Gel point detected at t = 302.3 s
tan δ at gel point = 0.625
δ(t_gel) = 0.48

Quasi-steady windows:
  Pre-gel: 0-250 s (250 points)
  Post-gel: 450-600 s (150 points)

Interpretation:

  • Gel point: \(t_{\text{gel}} \approx 300\) s (peak mutation rate)

  • \(\tan\delta_{\text{gel}} \approx 0.625\): Corresponds to \(n \approx 0.4\) (solid-like gel)

  • \(\delta(t_{\text{gel}}) < 0.5\): Moderate mutation (quasi-steady approximation marginal at gel point)

  • Quasi-steady windows: Fit models to pre-gel (sol) and post-gel (gel) separately

Recommended models:

  • Pre-gel (\(t < 250\) s): Maxwell or FractionalMaxwellLiquid (liquid-like)

  • Post-gel (\(t > 450\) s): Zener or FractionalZenerSS (solid-like with \(G_e\))

Troubleshooting

  • delta oscillates on flat plateaus - increase window_seconds or apply heavier smoothing before differentiation.

  • False alarms at instrument re-zero - mask or drop segments where strain/stress is below detection before computing \(\delta\).

  • Auto ``tau_c`` too small - provide an explicit value or limit the search range via tau_c_bounds.

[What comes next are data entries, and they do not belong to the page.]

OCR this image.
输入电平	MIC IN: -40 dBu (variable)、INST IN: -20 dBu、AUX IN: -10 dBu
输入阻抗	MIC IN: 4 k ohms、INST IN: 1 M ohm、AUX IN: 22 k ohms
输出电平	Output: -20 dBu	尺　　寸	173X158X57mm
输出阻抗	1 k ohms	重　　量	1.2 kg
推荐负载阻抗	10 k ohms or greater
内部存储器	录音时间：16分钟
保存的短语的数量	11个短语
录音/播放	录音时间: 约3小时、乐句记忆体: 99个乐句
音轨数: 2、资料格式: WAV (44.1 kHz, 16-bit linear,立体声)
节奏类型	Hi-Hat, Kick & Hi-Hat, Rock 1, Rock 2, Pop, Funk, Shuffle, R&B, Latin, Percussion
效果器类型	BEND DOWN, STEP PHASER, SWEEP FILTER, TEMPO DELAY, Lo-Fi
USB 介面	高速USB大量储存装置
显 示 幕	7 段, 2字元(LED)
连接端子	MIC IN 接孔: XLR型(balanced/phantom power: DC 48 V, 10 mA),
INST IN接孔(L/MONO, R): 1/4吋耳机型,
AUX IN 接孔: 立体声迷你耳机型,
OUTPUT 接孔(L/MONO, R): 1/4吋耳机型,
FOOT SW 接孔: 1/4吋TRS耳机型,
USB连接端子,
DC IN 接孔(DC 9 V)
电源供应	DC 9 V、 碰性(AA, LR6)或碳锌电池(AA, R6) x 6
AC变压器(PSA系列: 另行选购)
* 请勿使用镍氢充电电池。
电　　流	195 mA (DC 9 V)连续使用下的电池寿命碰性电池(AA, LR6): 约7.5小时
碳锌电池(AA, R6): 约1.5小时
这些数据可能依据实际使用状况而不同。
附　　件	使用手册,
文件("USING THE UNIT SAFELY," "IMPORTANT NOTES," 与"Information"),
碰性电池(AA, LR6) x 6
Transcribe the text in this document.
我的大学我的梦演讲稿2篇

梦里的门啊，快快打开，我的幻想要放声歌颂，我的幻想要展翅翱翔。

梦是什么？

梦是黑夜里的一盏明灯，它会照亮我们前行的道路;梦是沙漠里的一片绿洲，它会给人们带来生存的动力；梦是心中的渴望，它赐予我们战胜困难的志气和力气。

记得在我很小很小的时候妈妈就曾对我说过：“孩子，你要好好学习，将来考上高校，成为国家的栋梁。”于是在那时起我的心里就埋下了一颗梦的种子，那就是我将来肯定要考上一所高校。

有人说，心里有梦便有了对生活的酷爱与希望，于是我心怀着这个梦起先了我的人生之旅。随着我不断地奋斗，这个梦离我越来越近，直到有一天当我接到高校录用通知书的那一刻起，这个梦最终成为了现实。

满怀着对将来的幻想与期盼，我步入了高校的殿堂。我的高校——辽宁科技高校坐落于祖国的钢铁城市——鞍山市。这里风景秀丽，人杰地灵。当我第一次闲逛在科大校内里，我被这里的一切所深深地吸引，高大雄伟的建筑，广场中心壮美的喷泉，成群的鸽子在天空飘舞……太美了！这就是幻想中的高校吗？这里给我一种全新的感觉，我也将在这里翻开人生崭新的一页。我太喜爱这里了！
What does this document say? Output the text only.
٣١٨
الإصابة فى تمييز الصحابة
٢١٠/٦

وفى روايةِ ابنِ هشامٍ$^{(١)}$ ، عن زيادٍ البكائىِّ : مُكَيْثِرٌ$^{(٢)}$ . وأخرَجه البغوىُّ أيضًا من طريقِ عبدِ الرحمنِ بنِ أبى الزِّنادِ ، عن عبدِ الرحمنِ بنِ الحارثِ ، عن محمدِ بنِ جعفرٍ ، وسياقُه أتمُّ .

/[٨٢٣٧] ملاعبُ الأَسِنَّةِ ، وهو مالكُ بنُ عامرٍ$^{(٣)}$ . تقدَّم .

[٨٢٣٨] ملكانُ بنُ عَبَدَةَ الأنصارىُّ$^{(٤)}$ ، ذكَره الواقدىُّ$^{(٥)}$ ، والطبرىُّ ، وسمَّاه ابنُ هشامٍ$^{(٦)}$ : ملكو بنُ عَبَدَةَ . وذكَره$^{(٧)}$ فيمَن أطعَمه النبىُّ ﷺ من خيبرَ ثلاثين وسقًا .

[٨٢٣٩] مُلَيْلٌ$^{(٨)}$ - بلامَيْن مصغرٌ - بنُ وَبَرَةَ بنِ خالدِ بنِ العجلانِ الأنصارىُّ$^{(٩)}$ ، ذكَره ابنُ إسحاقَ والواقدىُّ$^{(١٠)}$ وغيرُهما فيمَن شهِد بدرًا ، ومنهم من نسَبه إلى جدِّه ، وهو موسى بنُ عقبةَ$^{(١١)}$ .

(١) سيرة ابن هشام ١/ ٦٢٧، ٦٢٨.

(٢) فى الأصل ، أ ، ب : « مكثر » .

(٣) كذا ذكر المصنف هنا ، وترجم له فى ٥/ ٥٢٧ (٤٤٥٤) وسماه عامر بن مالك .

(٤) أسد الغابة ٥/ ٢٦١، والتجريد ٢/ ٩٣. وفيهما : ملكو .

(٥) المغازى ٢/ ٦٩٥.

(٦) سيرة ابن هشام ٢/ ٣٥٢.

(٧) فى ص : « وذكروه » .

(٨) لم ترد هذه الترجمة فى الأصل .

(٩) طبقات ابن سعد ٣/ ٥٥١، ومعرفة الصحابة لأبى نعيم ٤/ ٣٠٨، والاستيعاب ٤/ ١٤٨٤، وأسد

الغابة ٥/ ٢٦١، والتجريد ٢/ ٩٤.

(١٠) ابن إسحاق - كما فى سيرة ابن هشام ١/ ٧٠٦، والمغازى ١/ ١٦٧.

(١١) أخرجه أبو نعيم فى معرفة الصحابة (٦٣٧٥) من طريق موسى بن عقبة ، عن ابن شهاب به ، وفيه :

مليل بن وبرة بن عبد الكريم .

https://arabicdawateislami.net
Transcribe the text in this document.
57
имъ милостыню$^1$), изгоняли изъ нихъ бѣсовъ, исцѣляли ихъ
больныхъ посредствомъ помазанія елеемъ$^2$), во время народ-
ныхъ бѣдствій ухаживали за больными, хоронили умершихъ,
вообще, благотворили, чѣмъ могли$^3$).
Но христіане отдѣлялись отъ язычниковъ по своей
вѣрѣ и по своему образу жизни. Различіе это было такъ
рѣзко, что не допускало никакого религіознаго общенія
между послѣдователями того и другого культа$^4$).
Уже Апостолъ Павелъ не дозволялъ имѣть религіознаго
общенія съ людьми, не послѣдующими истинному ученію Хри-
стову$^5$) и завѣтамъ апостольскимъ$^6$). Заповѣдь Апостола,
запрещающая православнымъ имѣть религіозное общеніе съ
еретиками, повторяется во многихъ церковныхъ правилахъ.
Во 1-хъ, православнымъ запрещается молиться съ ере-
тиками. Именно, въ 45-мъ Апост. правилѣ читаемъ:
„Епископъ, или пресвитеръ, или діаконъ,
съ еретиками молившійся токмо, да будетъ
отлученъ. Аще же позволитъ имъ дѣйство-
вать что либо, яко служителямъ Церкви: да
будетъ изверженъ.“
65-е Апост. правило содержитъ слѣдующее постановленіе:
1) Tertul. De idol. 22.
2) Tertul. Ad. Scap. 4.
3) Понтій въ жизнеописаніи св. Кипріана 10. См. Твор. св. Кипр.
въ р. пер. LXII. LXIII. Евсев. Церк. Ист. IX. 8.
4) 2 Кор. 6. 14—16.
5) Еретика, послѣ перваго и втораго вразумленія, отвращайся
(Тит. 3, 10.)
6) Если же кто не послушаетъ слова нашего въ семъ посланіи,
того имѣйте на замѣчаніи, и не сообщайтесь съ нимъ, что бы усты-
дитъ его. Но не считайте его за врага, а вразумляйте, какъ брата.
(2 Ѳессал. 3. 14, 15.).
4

  • Units mismatch - ensure the observable is strictly positive before taking logarithms.

  • High noise amplification - increase Savitzky-Golay window size (e.g., 11-21 points) or polynomial order (3-5).

  • Spurious spikes - check for instrument artifacts (gap adjustments, torque limits).

References

  • Chambon, F. & Winter, H. H. “Linear viscoelasticity at the gel point of a crosslinking PDMS.” J. Rheol. 31, 683-697 (1987).

  • Mours, M. & Winter, H. H. “Time-resolved rheometry.” Rheol. Acta 33, 385-397 (1994). https://doi.org/10.1007/BF00366581

  • Winter, H.H., Chambon, F. (1986). “Analysis of Linear Viscoelasticity of a Crosslinking Polymer at the Gel Point.” Journal of Rheology, 30(2), 367-382.